Lucy found herself smiling again. ‘You’re still an all-or-nothing boy, still the little lad who tried to clear the brook on a rope that was too short and almost drowned.’

‘Ah, but I knew you’d save me.’

‘Hang on to that thought, man.’

‘And let go of the rope?’

‘Of course. But not until the twins and Lizzie are out of the way. There’s still a little of the prude in me.’ She lowered her tone until she was almost whispering. ‘We began, you and I, at Tallows. We were children there.
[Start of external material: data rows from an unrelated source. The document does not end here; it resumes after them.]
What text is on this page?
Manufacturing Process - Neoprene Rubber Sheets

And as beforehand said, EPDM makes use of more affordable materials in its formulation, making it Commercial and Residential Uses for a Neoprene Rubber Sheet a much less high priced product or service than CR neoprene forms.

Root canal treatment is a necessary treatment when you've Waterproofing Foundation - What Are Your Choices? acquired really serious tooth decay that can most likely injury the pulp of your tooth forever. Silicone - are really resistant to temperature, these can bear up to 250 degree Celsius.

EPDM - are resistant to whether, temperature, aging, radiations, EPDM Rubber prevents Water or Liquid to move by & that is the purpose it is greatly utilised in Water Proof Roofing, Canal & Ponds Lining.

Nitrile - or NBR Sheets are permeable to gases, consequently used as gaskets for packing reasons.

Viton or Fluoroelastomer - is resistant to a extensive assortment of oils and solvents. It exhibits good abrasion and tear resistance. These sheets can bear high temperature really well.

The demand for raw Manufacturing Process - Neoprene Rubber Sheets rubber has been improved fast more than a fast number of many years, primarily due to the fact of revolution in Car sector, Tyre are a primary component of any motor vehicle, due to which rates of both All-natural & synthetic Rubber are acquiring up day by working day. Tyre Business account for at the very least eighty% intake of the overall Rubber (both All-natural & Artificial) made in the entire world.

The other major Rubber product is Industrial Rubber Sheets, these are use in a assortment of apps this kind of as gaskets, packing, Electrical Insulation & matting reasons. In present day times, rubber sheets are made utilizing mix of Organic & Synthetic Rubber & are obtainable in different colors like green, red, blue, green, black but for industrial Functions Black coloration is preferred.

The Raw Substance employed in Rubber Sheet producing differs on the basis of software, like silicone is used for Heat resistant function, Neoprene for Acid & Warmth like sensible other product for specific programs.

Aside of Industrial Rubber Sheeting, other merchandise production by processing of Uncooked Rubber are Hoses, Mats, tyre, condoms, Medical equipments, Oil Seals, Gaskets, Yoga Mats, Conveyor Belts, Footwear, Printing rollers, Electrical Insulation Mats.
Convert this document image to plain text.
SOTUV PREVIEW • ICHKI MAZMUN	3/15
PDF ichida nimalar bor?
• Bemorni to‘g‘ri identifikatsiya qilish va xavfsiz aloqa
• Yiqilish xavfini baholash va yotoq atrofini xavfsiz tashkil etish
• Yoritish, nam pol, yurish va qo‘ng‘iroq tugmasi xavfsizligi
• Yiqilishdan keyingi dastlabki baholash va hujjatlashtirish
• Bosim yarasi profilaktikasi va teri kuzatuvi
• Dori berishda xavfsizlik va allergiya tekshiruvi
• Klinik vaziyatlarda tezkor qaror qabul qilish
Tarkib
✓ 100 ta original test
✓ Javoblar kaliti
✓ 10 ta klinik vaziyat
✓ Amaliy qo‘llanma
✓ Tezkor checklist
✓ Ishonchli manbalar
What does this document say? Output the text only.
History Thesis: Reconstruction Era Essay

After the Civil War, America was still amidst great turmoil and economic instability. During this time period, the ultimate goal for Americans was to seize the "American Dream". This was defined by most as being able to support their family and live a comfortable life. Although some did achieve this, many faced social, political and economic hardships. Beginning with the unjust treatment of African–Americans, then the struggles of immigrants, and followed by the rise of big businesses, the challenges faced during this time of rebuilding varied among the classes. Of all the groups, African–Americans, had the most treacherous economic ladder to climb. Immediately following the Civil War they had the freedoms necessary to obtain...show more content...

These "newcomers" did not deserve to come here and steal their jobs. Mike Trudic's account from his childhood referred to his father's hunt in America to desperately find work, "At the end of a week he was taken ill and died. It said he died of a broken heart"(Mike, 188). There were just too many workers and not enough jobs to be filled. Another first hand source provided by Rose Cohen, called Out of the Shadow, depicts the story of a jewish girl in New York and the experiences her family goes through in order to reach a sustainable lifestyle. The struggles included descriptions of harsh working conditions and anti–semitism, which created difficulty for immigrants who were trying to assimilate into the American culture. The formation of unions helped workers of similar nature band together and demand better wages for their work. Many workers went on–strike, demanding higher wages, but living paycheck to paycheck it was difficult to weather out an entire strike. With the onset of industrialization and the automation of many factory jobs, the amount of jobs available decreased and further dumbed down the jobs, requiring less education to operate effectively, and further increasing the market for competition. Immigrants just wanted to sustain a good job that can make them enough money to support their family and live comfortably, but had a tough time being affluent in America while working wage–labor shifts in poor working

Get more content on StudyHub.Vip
Perhaps we need a tryst, an afternoon in my room in the old house. The place needs decontaminating, anyway.’

He laughed. ‘And what am I? A bloody anti-bacterial detergent?’

‘I’ll let you know the answer to that when I’ve wiped the floor with you.’

‘You’re too quick for me, Louisa Buckley.’

‘I always was.’

A few seconds passed. ‘Louisa?’

‘Yes?’

‘Is it real?’

‘That’s what we have to find out. You can’t bungee without jumping. Oh, but that’s a rope you can’t let go, because they harness you to it. Worthwhile things always involve risk. Anyway, I’m going now to visit Moira for cocoa. What an exciting life I lead.’